Cyclists in Munich could enjoy a safer, faster commute thanks to plans to build new ‘bike Autobahns’ across the city - a network of 14 two-way segregated lanes, unsullied by crossroads or traffic lights.
Although only at the planning stage, the proposals signal a move towards more protected cycleways that are more spacious and safer.
According to the Süddeutsche Zeitung, the new lanes would measure four metres wide, making them spacious enough for two-way travel even with trailers attached. Generally cycle paths are designed to be 2.5m wide.
There would be no interaction with cars whatsoever, but the estimated cost is a million Euros per kilometre.
Each route would be between five and 15km long, spreading out in a star shape from the city centre into the suburbs, providing relief on routes Martin Glass, Chairman of the General German Bicycle Club (ADFC) Munich, described as ‘tedious’.

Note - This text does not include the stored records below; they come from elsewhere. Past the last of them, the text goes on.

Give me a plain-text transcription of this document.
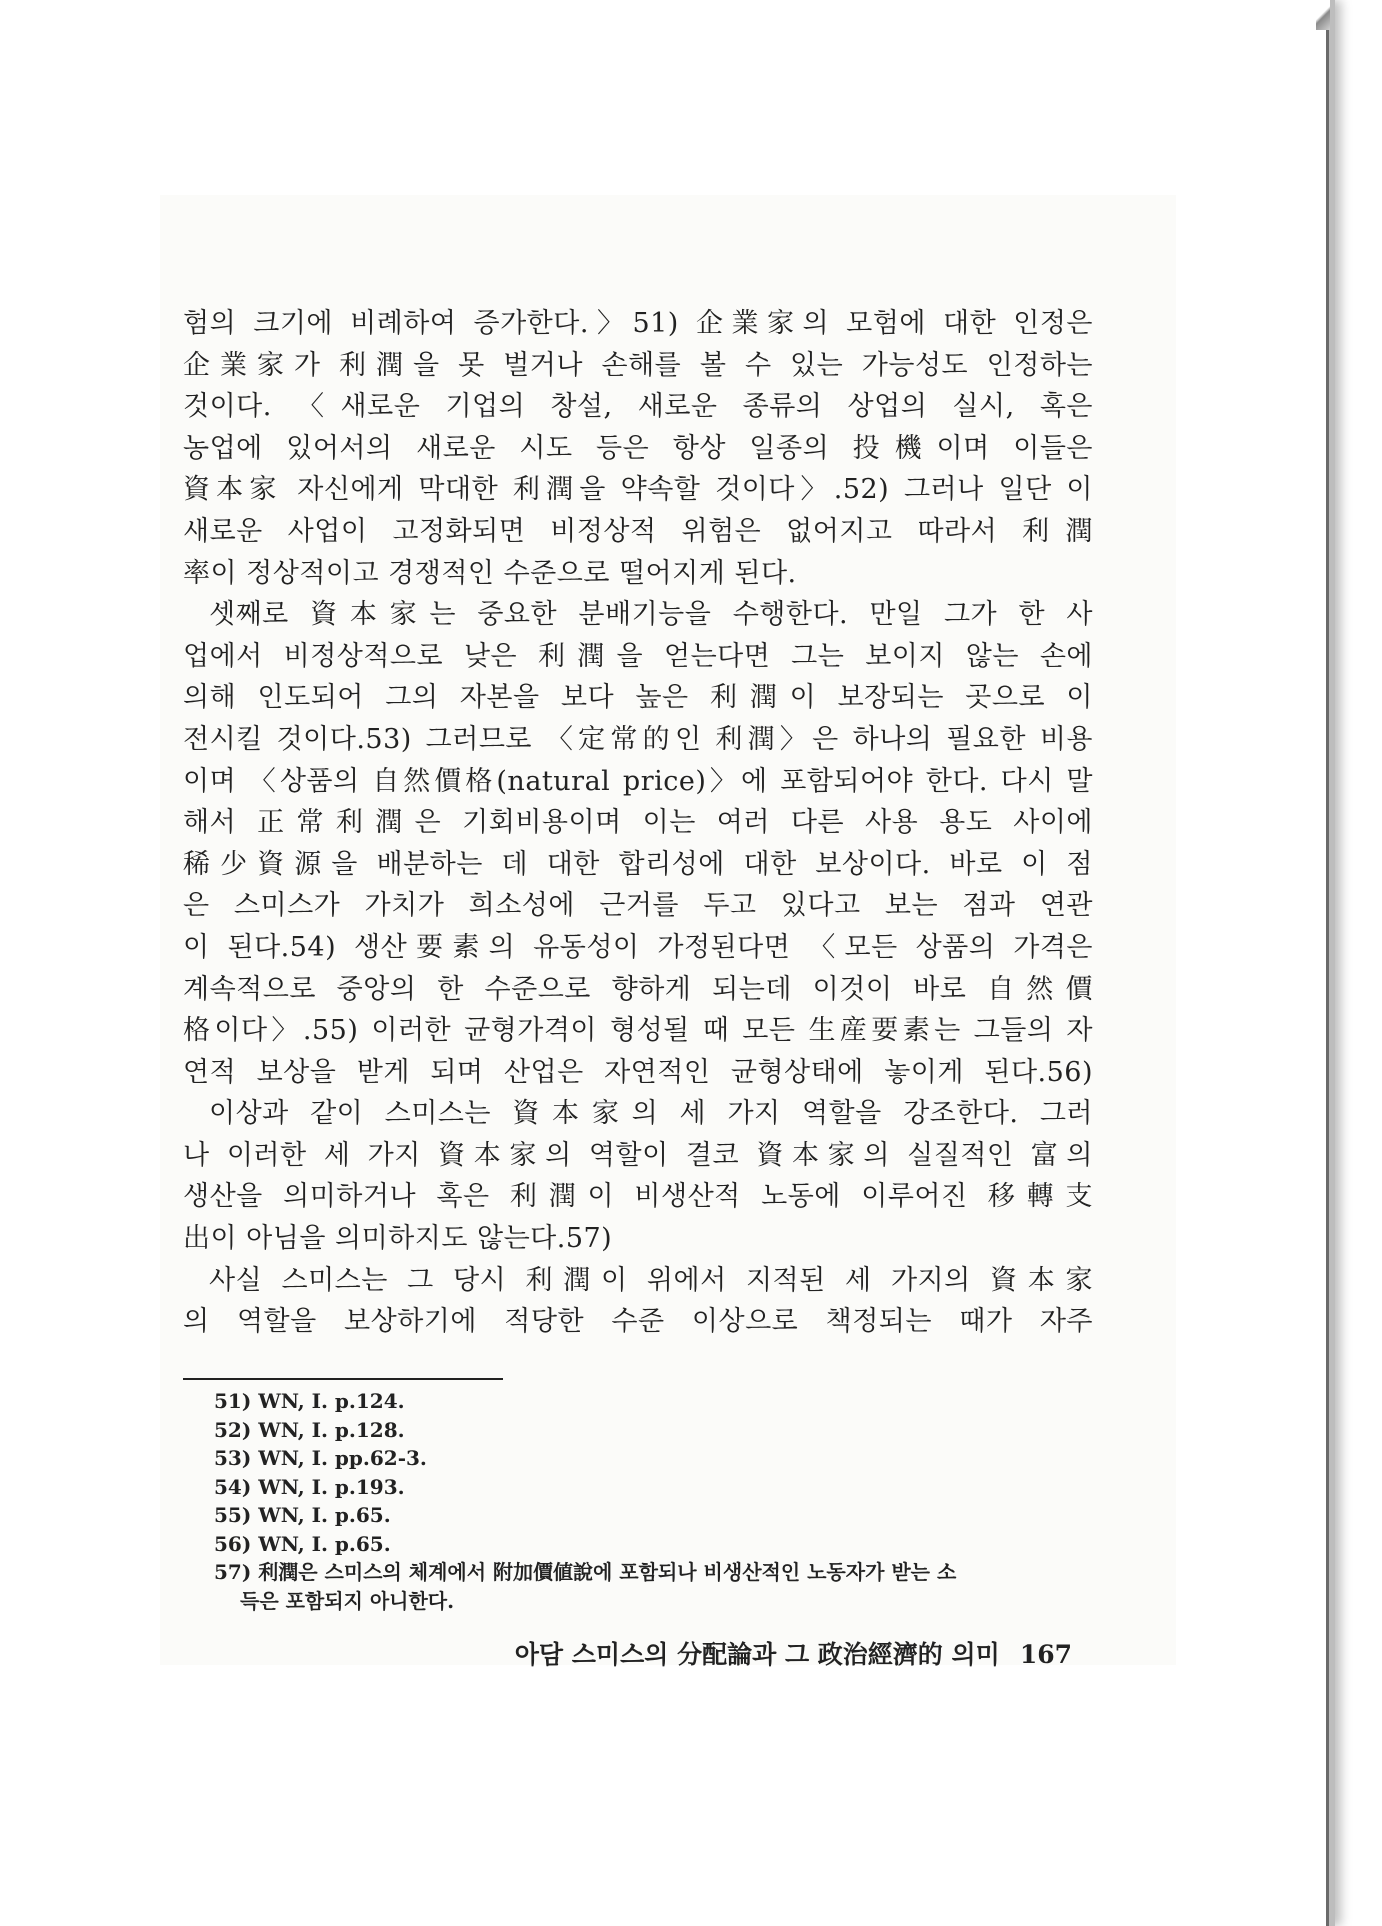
험의 크기에 비례하여 증가한다.〉51) 企業家의 모험에 대한 인정은
企業家가 利潤을 못 벌거나 손해를 볼 수 있는 가능성도 인정하는
것이다. 〈새로운 기업의 창설, 새로운 종류의 상업의 실시, 혹은
농업에 있어서의 새로운 시도 등은 항상 일종의 投機이며 이들은
資本家 자신에게 막대한 利潤을 약속할 것이다〉.52) 그러나 일단 이
새로운 사업이 고정화되면 비정상적 위험은 없어지고 따라서 利潤
率이 정상적이고 경쟁적인 수준으로 떨어지게 된다.
셋째로 資本家는 중요한 분배기능을 수행한다. 만일 그가 한 사
업에서 비정상적으로 낮은 利潤을 얻는다면 그는 보이지 않는 손에
의해 인도되어 그의 자본을 보다 높은 利潤이 보장되는 곳으로 이
전시킬 것이다.53) 그러므로 〈定常的인 利潤〉은 하나의 필요한 비용
이며 〈상품의 自然價格(natural price)〉에 포함되어야 한다. 다시 말
해서 正常利潤은 기회비용이며 이는 여러 다른 사용 용도 사이에
稀少資源을 배분하는 데 대한 합리성에 대한 보상이다. 바로 이 점
은 스미스가 가치가 희소성에 근거를 두고 있다고 보는 점과 연관
이 된다.54) 생산要素의 유동성이 가정된다면 〈모든 상품의 가격은
계속적으로 중앙의 한 수준으로 향하게 되는데 이것이 바로 自然價
格이다〉.55) 이러한 균형가격이 형성될 때 모든 生産要素는 그들의 자
연적 보상을 받게 되며 산업은 자연적인 균형상태에 놓이게 된다.56)
이상과 같이 스미스는 資本家의 세 가지 역할을 강조한다. 그러
나 이러한 세 가지 資本家의 역할이 결코 資本家의 실질적인 富의
생산을 의미하거나 혹은 利潤이 비생산적 노동에 이루어진 移轉支
出이 아님을 의미하지도 않는다.57)
사실 스미스는 그 당시 利潤이 위에서 지적된 세 가지의 資本家
의 역할을 보상하기에 적당한 수준 이상으로 책정되는 때가 자주
51) WN, I. p.124.
52) WN, I. p.128.
53) WN, I. pp.62-3.
54) WN, I. p.193.
55) WN, I. p.65.
56) WN, I. p.65.
57) 利潤은 스미스의 체계에서 附加價値說에 포함되나 비생산적인 노동자가 받는 소
득은 포함되지 아니한다.
아담 스미스의 分配論과 그 政治經濟的 의미 167
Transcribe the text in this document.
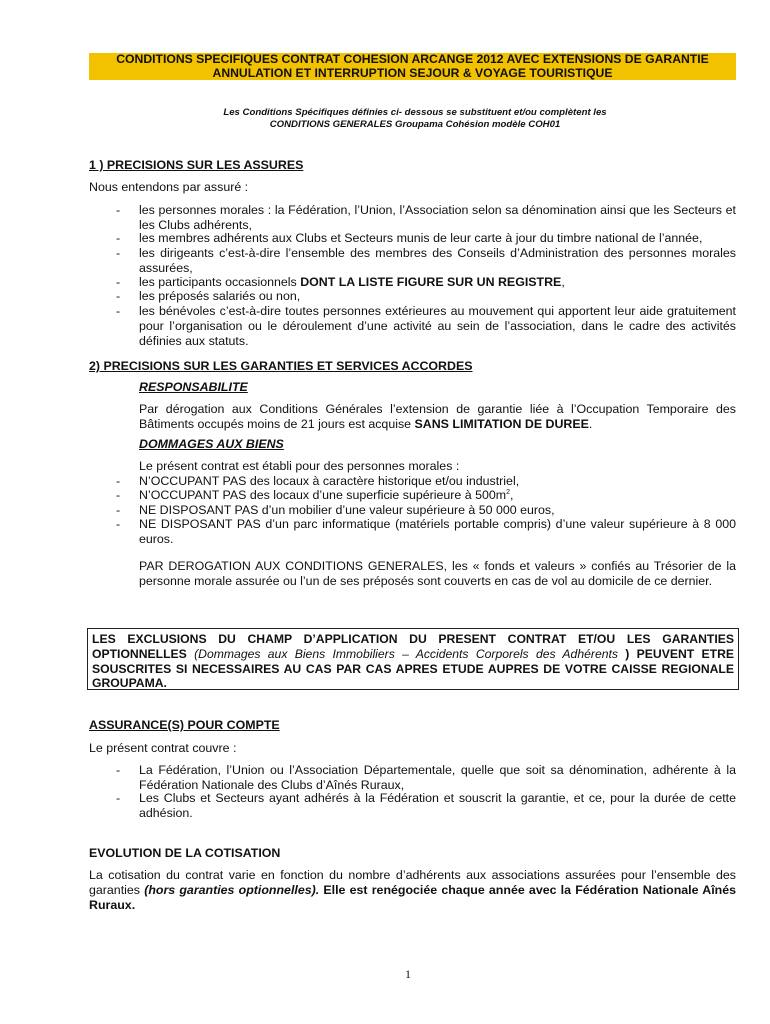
CONDITIONS SPECIFIQUES CONTRAT COHESION ARCANGE 2012 AVEC EXTENSIONS DE GARANTIE
ANNULATION ET INTERRUPTION SEJOUR & VOYAGE TOURISTIQUE
Les Conditions Spécifiques définies ci- dessous se substituent et/ou complètent les
CONDITIONS GENERALES Groupama Cohésion modèle COH01
1 ) PRECISIONS SUR LES ASSURES
Nous entendons par assuré :
- les personnes morales : la Fédération, l’Union, l’Association selon sa dénomination ainsi que les Secteurs et les Clubs adhérents,
- les membres adhérents aux Clubs et Secteurs munis de leur carte à jour du timbre national de l’année,
- les dirigeants c’est-à-dire l’ensemble des membres des Conseils d’Administration des personnes morales assurées,
- les participants occasionnels DONT LA LISTE FIGURE SUR UN REGISTRE,
- les préposés salariés ou non,
- les bénévoles c’est-à-dire toutes personnes extérieures au mouvement qui apportent leur aide gratuitement pour l’organisation ou le déroulement d’une activité au sein de l’association, dans le cadre des activités définies aux statuts.
2) PRECISIONS SUR LES GARANTIES ET SERVICES ACCORDES
RESPONSABILITE
Par dérogation aux Conditions Générales l’extension de garantie liée à l’Occupation Temporaire des Bâtiments occupés moins de 21 jours est acquise SANS LIMITATION DE DUREE.
DOMMAGES AUX BIENS
Le présent contrat est établi pour des personnes morales :
- N’OCCUPANT PAS des locaux à caractère historique et/ou industriel,
- N’OCCUPANT PAS des locaux d’une superficie supérieure à $500m^2$,
- NE DISPOSANT PAS d’un mobilier d’une valeur supérieure à 50 000 euros,
- NE DISPOSANT PAS d’un parc informatique (matériels portable compris) d’une valeur supérieure à 8 000 euros.
PAR DEROGATION AUX CONDITIONS GENERALES, les « fonds et valeurs » confiés au Trésorier de la personne morale assurée ou l’un de ses préposés sont couverts en cas de vol au domicile de ce dernier.
LES EXCLUSIONS DU CHAMP D’APPLICATION DU PRESENT CONTRAT ET/OU LES GARANTIES OPTIONNELLES (Dommages aux Biens Immobiliers – Accidents Corporels des Adhérents ) PEUVENT ETRE SOUSCRITES SI NECESSAIRES AU CAS PAR CAS APRES ETUDE AUPRES DE VOTRE CAISSE REGIONALE GROUPAMA.
ASSURANCE(S) POUR COMPTE
Le présent contrat couvre :
- La Fédération, l’Union ou l’Association Départementale, quelle que soit sa dénomination, adhérente à la Fédération Nationale des Clubs d’Aînés Ruraux,
- Les Clubs et Secteurs ayant adhérés à la Fédération et souscrit la garantie, et ce, pour la durée de cette adhésion.
EVOLUTION DE LA COTISATION
La cotisation du contrat varie en fonction du nombre d’adhérents aux associations assurées pour l’ensemble des garanties (hors garanties optionnelles). Elle est renégociée chaque année avec la Fédération Nationale Aînés Ruraux.
1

As we reported earlier this year, the Dutch could be on track to get their own super-fast e-bike freeway, allowing commuters to travel the 30km between Groningen, Haren, Assen and Tynaarlo faster than ever before under (mostly) their own steam.
E-bikes are increasingly popular in Holland, and with speeds up to 45 kmph city authorities are looking at ways to exploit their use for intercity transport.
Henk Brink, a deputy from Drenthe, told Die Krant van Midden-Drenthe, “New rapid cycle infrastructure could be a nice addition to all measures that we have already taken in the field of cycling and accessibility in the Groningen-Assen region.”
The new paths could include features like sensors, alternative power generation, self-healing pavement and asphalt that glows in the dark.